APOSTOLISCHES RUNDSCHREIBEN
An die ehrwürdigen Brüder Patriarchen, Erzbischöfe,
Bischöfe und Ordinarien Italiens!
Ehrwürdiger Bruder! Gruss und Apostolischen Segen.
Einleitung: Gegenstand
und Vorbereitung der Enzyklika
Anläßlich
des neuentbrannten Streites (er dreht sich darum, ob ein gewisser Vertrag für
rechtskräftig angesehen werden dürfe) kam Uns zu Ohren, daß sich über Italien
hin Ansichten ausbreiten, die mit der gesunden Lehre nicht in Einklang zu
stehen scheinen. Damit ein derartiges Übel nicht durch länger dauerndes
Stillschweigen noch mehr erstarke, hielten Wir es sogleich für Unseres
Apostolischen Amtes Pflicht, ein wirksames Gegenmittel darzureichen und dem
Übel die Möglichkeit zu nehmen, weiter fortzuwuchern und auch die bis dahin
noch unversehrten Städte Italiens anzustecken.

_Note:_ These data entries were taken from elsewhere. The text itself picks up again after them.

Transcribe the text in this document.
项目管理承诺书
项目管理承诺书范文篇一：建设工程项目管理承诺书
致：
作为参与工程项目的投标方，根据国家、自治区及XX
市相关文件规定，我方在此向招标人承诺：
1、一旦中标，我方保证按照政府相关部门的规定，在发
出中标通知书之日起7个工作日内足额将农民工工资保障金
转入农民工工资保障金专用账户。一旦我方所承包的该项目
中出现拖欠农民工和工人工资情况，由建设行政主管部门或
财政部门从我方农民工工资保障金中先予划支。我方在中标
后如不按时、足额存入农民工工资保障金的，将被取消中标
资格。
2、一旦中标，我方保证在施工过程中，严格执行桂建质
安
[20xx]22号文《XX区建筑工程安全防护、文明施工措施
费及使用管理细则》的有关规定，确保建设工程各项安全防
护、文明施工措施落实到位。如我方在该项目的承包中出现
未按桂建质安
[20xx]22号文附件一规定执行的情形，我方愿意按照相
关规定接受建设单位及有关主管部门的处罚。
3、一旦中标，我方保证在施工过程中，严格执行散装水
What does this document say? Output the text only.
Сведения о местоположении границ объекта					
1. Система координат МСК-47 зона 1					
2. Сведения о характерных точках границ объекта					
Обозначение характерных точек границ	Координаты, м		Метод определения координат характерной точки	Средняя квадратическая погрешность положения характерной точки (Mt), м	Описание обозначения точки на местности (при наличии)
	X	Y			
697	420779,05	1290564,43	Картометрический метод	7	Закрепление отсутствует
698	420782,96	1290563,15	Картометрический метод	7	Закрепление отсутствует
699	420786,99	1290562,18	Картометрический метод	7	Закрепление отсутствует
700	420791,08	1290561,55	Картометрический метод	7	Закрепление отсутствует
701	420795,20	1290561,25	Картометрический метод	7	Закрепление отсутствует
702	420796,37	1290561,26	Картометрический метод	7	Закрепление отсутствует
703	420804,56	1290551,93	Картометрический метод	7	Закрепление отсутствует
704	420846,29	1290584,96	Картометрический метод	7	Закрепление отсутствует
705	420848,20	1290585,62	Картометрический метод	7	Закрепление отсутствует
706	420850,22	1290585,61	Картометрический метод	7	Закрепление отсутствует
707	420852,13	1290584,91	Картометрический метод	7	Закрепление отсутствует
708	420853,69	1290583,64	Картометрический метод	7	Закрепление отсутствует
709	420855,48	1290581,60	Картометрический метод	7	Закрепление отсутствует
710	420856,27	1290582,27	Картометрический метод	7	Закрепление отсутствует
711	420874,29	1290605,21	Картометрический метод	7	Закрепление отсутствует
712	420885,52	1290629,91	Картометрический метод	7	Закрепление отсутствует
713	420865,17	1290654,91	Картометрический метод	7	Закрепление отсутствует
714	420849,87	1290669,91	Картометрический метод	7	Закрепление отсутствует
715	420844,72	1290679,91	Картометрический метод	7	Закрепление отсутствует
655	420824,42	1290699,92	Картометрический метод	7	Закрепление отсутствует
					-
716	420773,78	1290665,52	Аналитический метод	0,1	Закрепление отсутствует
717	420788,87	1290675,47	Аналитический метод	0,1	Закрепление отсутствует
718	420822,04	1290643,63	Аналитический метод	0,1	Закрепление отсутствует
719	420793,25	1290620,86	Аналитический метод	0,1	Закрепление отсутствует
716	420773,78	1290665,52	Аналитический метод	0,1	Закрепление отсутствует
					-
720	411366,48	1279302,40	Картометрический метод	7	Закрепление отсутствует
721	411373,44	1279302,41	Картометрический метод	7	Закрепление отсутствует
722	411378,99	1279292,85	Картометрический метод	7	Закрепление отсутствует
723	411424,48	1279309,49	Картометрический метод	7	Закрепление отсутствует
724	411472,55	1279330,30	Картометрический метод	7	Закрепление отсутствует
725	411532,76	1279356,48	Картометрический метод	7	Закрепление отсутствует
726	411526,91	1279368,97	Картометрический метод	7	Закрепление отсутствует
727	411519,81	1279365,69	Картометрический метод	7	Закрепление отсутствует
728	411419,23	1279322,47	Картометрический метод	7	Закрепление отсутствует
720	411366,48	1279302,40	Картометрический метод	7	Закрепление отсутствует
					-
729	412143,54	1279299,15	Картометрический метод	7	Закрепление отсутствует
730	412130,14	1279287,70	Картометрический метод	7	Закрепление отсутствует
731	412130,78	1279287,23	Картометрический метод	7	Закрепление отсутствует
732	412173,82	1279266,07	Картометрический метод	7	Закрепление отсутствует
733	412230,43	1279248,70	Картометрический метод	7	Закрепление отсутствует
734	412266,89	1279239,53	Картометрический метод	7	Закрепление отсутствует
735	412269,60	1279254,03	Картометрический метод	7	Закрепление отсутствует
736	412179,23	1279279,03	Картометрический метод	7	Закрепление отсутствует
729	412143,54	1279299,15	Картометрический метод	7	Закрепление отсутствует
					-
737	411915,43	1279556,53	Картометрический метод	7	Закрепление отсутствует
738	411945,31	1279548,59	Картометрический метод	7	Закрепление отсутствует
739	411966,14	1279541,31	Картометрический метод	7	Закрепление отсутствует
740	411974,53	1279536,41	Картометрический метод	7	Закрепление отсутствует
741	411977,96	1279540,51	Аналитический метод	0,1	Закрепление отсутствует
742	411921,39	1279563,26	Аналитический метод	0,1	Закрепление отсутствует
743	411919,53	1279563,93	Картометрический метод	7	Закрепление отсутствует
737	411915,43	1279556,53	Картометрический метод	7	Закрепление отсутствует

§ 1. Zu diesem Zwecke nahmen Wir jenes Verfahren der
Beratung auf, dessen sich der Apostolische Stuhl eh und je zu bedienen pflegte:
Wir unterbreiteten die ganze Angelegenheit einigen Unserer ehrwürdigen Brüder,
Kardinäle der hl. Kirche, die sich durch theologisches Wissen und fachmännische
Kenntnis des Kirchenrechts auszeichnen. Auch zogen Wir mehrere in der Theologie
und im kanonischen Recht hervorragende Ordensleute bei, die Wir teils aus den
Mönchs- und Bettelorden, teils aus dem übrigen Ordensklerus auswählten. Als
Präsidenten ernannten Wir einen Doktor beider Rechte, der im Handels- und
Gerichtswesen lange Erfahrung besitzt. Den 4. Juli d. J. bestimmten Wir als den
Tag, an dem sie alle vor Uns erscheinen sollten. Wir legten ihnen das
Wesentliche der ganzen Angelegenheit dar und nahmen Kenntnis von dem, was sie
bereits selber davon erfahren und wahrgenommen hatten.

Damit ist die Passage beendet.